Here is the front view of the feeder hooked up to my Rabbitcore Embedded Microcontroller. The Rabbitcore will eventually completely operate the fish feeder. It will also run the lights, and take the ambient temperature as well.
I am going to have the fish feeder to feed 3 times a day on a tight schedule, 30 minutes after lights on, 30 minutes before lights off, and half way in between. I am also going to “mix it up” a little bit and have it feed 2 times at a random interval. I am also going to have a manual “feed the fish” button. If this is used, it will count as the random feeding for that time period. I think this will make the fish much happier.
The fish feeder has the ability to adjust how much food is fed per feeding. I am going to have this turned all the way down, and increase the frequency to increase the the total amount they are fed.

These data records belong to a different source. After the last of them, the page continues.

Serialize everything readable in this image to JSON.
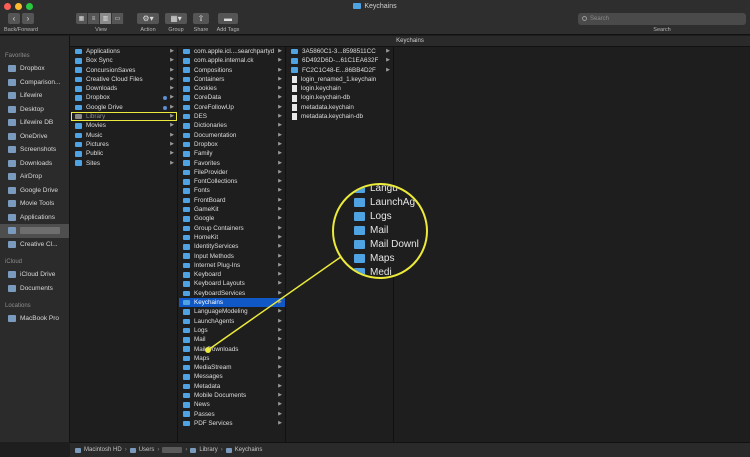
{
  "window": {
    "title": "Keychains"
  },
  "toolbar": {
    "back_forward_label": "Back/Forward",
    "view_label": "View",
    "action_label": "Action",
    "group_label": "Group",
    "share_label": "Share",
    "add_tags_label": "Add Tags",
    "search_label": "Search",
    "search_placeholder": "Search"
  },
  "column_header": "Keychains",
  "sidebar": {
    "favorites_label": "Favorites",
    "favorites": [
      "Dropbox",
      "Comparison...",
      "Lifewire",
      "Desktop",
      "Lifewire DB",
      "OneDrive",
      "Screenshots",
      "Downloads",
      "AirDrop",
      "Google Drive",
      "Movie Tools",
      "Applications",
      "",
      "Creative Cl..."
    ],
    "icloud_label": "iCloud",
    "icloud": [
      "iCloud Drive",
      "Documents"
    ],
    "locations_label": "Locations",
    "locations": [
      "MacBook Pro"
    ]
  },
  "columns": {
    "home": [
      "Applications",
      "Box Sync",
      "ConcursionSaves",
      "Creative Cloud Files",
      "Downloads",
      "Dropbox",
      "Google Drive",
      "Library",
      "Movies",
      "Music",
      "Pictures",
      "Public",
      "Sites"
    ],
    "library": [
      "com.apple.icl....searchpartyd",
      "com.apple.internal.ck",
      "Compositions",
      "Containers",
      "Cookies",
      "CoreData",
      "CoreFollowUp",
      "DES",
      "Dictionaries",
      "Documentation",
      "Dropbox",
      "Family",
      "Favorites",
      "FileProvider",
      "FontCollections",
      "Fonts",
      "FrontBoard",
      "GameKit",
      "Google",
      "Group Containers",
      "HomeKit",
      "IdentityServices",
      "Input Methods",
      "Internet Plug-Ins",
      "Keyboard",
      "Keyboard Layouts",
      "KeyboardServices",
      "Keychains",
      "LanguageModeling",
      "LaunchAgents",
      "Logs",
      "Mail",
      "Mail Downloads",
      "Maps",
      "MediaStream",
      "Messages",
      "Metadata",
      "Mobile Documents",
      "News",
      "Passes",
      "PDF Services"
    ],
    "keychains_folders": [
      "3A5860C1-3...8598511CC",
      "6D492D6D-...61C1EA632F",
      "FC2C1C48-E...86BB4D2F"
    ],
    "keychains_files": [
      "login_renamed_1.keychain",
      "login.keychain",
      "login.keychain-db",
      "metadata.keychain",
      "metadata.keychain-db"
    ]
  },
  "magnifier": [
    "Langu",
    "LaunchAg",
    "Logs",
    "Mail",
    "Mail Downl",
    "Maps",
    "Medi"
  ],
  "path_bar": [
    "Macintosh HD",
    "Users",
    "Library",
    "Keychains"
  ],
  "colors": {
    "folder": "#4fa3e3",
    "selection": "#0f58c5",
    "highlight": "#ecea3a"
  }
}
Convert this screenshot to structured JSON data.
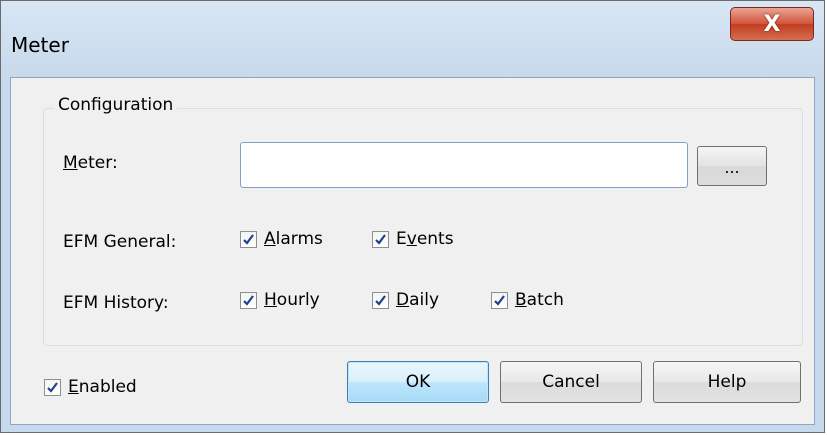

I don’t want to over feed the fish.
Well, here it is… a video of the automatic fish feeder in action. Sorry it is dark, blurry, grainy, and jerks around a bit, but it is the best I could do considering how excited I am. The Rabbitcore is currently running the servo-stop locater program that I wrote to find out how far each of my servos will run stop to stop, and what numerics I need to use for programming each individual servo. The two buttons I am pushing just moves the servo from one setting to the other. This program works well to check the functionality of the embedded microcontroller controlled automatic fish feeder.
GREAT!!!! your fish must be happy now.. can you please tell me how to establish a serial communication between a Microcontroller (rabbitCore rcm3100) and a servo using rs485 (I am newbie and struggling =_=)
I don’t think you can do that directly using that interface. I used the servo interface and ‘hobby board (or somesuch) ‘ library on my dev board to do the communication. I picked up a servo control board that you can communicate with via SPI or a few other protocols for use without the dev board, but never got around to getting it to work.